Traceroute: an X-ray of the network path
While Ping answers the question "is the host reachable?", Traceroute answers "what path do packets take to reach it?". It shows every router (hop) between the source and the destination, with the corresponding IP address, hostname, and response time. This hop-by-hop visibility is essential for diagnosing routing problems, identifying bottlenecks, and pinpointing the exact location where packet loss or abnormal latency occurs.
Traceroute works by exploiting the TTL (Time To Live) field of the IP header. It sends packets with increasing TTL values starting from 1: the first router decrements the TTL to 0 and responds with an ICMP Time Exceeded message, revealing its address. The second packet has TTL 2 and is decremented to 0 by the second router, and so on. By repeating the process with incremental TTL values, the entire path to the destination is mapped.
Reading the traceroute
Each line shows: the hop number, the router hostname and IP, and the response time. Asterisks (* * *) indicate a router that does not respond to traceroute packets — not necessarily a problem, as many enterprise routers block ICMP by policy.
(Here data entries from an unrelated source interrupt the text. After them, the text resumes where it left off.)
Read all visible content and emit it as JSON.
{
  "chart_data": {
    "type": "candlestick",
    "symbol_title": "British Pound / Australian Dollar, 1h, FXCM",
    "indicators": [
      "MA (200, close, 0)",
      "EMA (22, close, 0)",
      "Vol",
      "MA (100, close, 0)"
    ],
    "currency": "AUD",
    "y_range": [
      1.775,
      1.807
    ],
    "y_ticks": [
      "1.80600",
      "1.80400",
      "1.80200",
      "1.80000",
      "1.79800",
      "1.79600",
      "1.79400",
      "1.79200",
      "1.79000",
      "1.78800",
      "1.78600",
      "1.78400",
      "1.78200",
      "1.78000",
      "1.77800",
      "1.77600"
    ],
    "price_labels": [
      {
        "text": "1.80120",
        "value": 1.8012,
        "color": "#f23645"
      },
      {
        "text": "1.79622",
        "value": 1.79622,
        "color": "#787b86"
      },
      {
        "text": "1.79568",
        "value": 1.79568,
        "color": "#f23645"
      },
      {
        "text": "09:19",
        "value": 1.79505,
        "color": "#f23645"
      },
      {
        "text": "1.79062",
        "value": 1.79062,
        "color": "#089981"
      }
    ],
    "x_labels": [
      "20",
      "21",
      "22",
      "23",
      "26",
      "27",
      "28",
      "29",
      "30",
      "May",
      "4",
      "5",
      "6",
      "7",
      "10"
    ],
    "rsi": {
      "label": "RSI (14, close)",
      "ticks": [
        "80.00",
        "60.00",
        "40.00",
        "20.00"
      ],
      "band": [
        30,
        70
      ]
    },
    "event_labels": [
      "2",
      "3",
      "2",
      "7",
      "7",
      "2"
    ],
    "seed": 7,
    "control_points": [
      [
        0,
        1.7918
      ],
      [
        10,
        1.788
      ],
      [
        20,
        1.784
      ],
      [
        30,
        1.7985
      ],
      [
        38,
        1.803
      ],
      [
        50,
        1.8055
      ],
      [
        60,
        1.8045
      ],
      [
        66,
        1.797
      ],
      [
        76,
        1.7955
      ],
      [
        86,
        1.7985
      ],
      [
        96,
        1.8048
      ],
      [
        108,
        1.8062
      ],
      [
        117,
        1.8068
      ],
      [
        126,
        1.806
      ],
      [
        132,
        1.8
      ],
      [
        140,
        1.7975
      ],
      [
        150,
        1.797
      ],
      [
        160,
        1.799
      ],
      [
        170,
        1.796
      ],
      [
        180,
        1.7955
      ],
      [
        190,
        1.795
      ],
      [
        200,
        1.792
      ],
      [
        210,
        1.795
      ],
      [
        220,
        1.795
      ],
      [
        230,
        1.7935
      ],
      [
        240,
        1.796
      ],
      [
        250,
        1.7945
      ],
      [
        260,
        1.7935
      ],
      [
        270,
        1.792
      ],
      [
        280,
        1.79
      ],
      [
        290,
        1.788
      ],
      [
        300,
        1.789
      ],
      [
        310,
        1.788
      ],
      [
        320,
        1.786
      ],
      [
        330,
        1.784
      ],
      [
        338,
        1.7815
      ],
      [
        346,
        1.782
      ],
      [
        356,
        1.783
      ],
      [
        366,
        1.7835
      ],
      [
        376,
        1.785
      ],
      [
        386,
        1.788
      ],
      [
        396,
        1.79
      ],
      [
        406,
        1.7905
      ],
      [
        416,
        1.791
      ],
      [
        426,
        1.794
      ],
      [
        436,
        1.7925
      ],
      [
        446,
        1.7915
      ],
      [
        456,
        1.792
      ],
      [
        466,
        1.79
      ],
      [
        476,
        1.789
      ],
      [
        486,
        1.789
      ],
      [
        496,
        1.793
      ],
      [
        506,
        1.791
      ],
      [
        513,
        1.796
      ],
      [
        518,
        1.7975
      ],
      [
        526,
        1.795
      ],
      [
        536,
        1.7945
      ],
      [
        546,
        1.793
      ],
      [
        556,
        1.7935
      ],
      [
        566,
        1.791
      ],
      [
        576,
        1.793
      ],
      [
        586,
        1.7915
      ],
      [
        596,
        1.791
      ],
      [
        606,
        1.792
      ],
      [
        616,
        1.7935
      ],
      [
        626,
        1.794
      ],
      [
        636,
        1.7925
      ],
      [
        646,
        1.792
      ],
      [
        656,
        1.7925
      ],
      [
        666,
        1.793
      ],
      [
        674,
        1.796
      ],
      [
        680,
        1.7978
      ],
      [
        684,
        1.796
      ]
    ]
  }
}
The most important aspect is the latency delta between consecutive hops: a jump from 15ms (hop 4) to 18ms (hop 6) is normal, but a jump from 15ms to 150ms would indicate a bottleneck in that segment.
Diagnosing problems with traceroute
A sudden increase in latency between two hops indicates the problematic segment. If the increase is at the last hop, the problem is likely on the destination server. If it is in the first few hops, the issue is in your local network or your ISP. If a hop shows packet loss (some attempts with * and others with a response), that router is congested. Use ASN Lookup to identify which provider owns the problematic router, and Ping to confirm the latency with prolonged tests.
For a complete analysis of the network path, combine traceroute with IP Geolocation to geographically visualize the hops and identify suboptimal routing paths. A traceroute from Milan that goes first to London, then to New York, and then back to Frankfurt to reach a server in Germany clearly indicates a routing problem that your ISP or hosting provider should correct.
A special case is a traceroute that reaches a certain point and then stops with an infinite sequence of asterisks: this can indicate a firewall completely blocking traffic, a routing loop, or an ACL (Access Control List) that drops packets with expired TTL. In these cases, try traceroute variants with different protocols: TCP on port 80 often works where ICMP is blocked, because firewalls rarely block web traffic.